Bandwidth is the amount of data that could be transmitted within a fixed time frame. For digital devices, bandwidth is usually expressed in bits per second (bps) or bytes per second. For analog gadgets, bandwidth is expressed in cycles per second or Hertz (Hz).
MainOne, which announced that the Cote d ’Ivoire license would enable it to expand national and international connectivity services within the region, said it would invest about $20 million in the region to boost its services.
Its entry into Cote d ’Ivoire is expected to further democratise the international bandwidth market in the country and neighbouring countries and reduce bandwidth costs for local Internet service providers (ISPs), telecoms operators and local businesses.
The move is also expected to crash Internet price, which would result in more people getting connected to the net within the region.
The Guardian learnt that bandwidth cost within the region is still as high as 60 per cent, even as Internet cost Africans 50-100 times more than it cost consumers in Europe, Asia and North America.
It was also learnt that with Cote d ’Ivoire on board, the license is expected to have a multiplier effect in Internet operations in some of the countries in which MainOne operates including Nigeria, Ghana, Burkina Faso, Togo, Cameroun, Benin, Niger, Senegal and Chad.
MainOne operates a 100G international submarine cable system, which guarantees reliable connectivity to support the growing demand for Internet access and bandwidth-intensive applications such as e-Commerce, Content providers, Over the Top (OTT) players and electronic banking and payment services via 3/4G mobile networks.

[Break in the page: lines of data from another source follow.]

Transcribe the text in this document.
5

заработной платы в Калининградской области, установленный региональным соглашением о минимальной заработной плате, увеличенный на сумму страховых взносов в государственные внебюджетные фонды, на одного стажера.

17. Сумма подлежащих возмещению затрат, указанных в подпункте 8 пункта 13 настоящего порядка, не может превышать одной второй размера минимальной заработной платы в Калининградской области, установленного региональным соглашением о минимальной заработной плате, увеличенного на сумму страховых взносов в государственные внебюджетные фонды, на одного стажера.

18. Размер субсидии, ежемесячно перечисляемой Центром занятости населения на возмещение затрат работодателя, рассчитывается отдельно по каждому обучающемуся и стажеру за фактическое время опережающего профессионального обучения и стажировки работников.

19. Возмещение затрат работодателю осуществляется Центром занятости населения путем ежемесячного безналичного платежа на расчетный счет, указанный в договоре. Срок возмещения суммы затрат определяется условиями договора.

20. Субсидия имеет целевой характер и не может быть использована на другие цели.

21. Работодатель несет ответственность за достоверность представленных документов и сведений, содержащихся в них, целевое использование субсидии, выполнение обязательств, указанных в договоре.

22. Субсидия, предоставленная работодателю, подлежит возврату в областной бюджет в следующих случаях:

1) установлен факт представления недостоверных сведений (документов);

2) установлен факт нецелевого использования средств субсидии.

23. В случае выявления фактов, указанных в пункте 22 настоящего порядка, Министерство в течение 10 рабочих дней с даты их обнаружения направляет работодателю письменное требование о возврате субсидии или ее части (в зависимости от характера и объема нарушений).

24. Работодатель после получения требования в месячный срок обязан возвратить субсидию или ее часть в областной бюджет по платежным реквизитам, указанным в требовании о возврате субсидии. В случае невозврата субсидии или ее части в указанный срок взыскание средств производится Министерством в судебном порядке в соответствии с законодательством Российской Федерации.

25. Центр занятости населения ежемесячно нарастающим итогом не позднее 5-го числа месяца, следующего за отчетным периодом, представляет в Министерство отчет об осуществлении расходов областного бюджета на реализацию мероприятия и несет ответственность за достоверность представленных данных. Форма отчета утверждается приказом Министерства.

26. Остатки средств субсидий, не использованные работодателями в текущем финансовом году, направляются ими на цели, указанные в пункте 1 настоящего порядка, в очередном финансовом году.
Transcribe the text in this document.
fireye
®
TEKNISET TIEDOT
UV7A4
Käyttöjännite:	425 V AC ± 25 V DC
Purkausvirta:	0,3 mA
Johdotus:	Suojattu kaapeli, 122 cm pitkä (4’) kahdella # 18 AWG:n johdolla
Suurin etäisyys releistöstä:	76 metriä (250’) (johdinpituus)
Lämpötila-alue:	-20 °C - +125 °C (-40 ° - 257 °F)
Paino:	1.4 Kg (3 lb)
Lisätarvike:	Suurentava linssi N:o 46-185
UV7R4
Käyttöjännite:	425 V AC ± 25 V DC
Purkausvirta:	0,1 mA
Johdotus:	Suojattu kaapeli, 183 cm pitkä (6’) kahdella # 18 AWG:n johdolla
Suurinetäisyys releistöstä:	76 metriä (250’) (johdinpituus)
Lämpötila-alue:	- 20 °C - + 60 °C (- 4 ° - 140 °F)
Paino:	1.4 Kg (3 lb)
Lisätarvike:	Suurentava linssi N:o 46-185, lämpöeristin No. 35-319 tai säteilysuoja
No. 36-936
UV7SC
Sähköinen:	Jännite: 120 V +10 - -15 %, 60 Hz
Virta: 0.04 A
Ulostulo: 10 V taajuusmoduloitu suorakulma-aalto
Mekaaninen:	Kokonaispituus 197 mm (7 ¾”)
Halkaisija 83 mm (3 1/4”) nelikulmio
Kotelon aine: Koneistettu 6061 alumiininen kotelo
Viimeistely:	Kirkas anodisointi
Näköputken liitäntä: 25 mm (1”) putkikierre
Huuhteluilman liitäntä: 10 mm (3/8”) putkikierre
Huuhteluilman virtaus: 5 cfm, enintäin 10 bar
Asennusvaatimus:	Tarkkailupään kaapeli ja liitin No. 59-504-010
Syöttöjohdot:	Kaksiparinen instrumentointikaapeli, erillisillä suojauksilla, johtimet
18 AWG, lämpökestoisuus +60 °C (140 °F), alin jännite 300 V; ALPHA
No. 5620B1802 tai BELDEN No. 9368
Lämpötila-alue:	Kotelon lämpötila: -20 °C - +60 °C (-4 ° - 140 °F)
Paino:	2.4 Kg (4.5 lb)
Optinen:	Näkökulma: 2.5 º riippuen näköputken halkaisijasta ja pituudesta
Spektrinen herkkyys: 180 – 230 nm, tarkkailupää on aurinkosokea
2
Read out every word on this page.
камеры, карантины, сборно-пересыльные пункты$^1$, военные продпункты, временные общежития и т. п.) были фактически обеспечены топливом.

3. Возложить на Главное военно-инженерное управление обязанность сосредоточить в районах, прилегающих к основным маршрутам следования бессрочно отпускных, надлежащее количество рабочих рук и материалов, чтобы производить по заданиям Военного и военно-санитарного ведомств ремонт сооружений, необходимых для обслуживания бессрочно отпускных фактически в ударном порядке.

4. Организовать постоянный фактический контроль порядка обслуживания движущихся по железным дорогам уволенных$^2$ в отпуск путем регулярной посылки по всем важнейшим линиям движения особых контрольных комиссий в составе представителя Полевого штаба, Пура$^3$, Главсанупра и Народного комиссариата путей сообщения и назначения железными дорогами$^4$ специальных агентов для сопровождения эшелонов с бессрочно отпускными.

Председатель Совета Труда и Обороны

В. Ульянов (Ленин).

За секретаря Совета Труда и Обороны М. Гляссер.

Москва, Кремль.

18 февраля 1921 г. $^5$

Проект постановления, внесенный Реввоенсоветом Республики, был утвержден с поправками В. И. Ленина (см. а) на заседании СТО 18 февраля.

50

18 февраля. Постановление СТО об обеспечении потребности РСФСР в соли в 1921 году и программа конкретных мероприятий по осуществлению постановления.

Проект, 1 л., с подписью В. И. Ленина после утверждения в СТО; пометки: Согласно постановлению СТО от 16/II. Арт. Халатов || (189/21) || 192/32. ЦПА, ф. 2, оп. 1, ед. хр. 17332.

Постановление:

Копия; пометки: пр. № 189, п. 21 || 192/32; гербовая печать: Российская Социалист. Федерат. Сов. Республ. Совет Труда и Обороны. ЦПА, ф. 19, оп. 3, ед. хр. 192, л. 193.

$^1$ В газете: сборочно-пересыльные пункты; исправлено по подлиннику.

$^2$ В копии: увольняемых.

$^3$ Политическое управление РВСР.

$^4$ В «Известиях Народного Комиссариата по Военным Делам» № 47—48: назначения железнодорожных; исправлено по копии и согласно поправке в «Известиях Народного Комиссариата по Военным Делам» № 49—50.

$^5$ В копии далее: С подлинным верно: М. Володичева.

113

According to Cote d ’Ivoire’s Minister for Communication, Digital Economy and Postal Services, Bruno Koné, the C1B license, received from the country, will enable MainOne land its submarine cable and build transmission infrastructure in the country, to strengthen connectivity, reduce international capacity costs and support wholesale customers, major operators and ISPs.
Cote D’Ivoire authorities believe that the construction of a fourth cable authorised by government would improve the country’s international connectivity and provide more opportunities for its market while increasing competition.
“We have just taken an important step through this authorisation for the improvement of the telecommunication infrastructure of our country, specifically the improvement of international connectivity. MainOne Cable will have an impact on price and quality and will strengthen the security of our infrastructure,” Koné stated.
Chief Executive Officer of MainOne, Funke Opeke, noted that Cote D’Ivoire was the largest economy in the West African Economic and Monetary Union (WAEMU) and a very important hub for business and transport in West Africa,
“The dynamism of the national economy and accelerated development of the digital economy in Cote D’Ivoire as well as its regional leadership makes it a natural hub for the West African region and guided MainOne’s decision to invest in Cote D’Ivoire,” she added.
Commenting on the development, Kehinde Aluko, described the achievement as a big one for MainOne and Nigeria and urged African governments and regulators to keep up with the deregulation trend.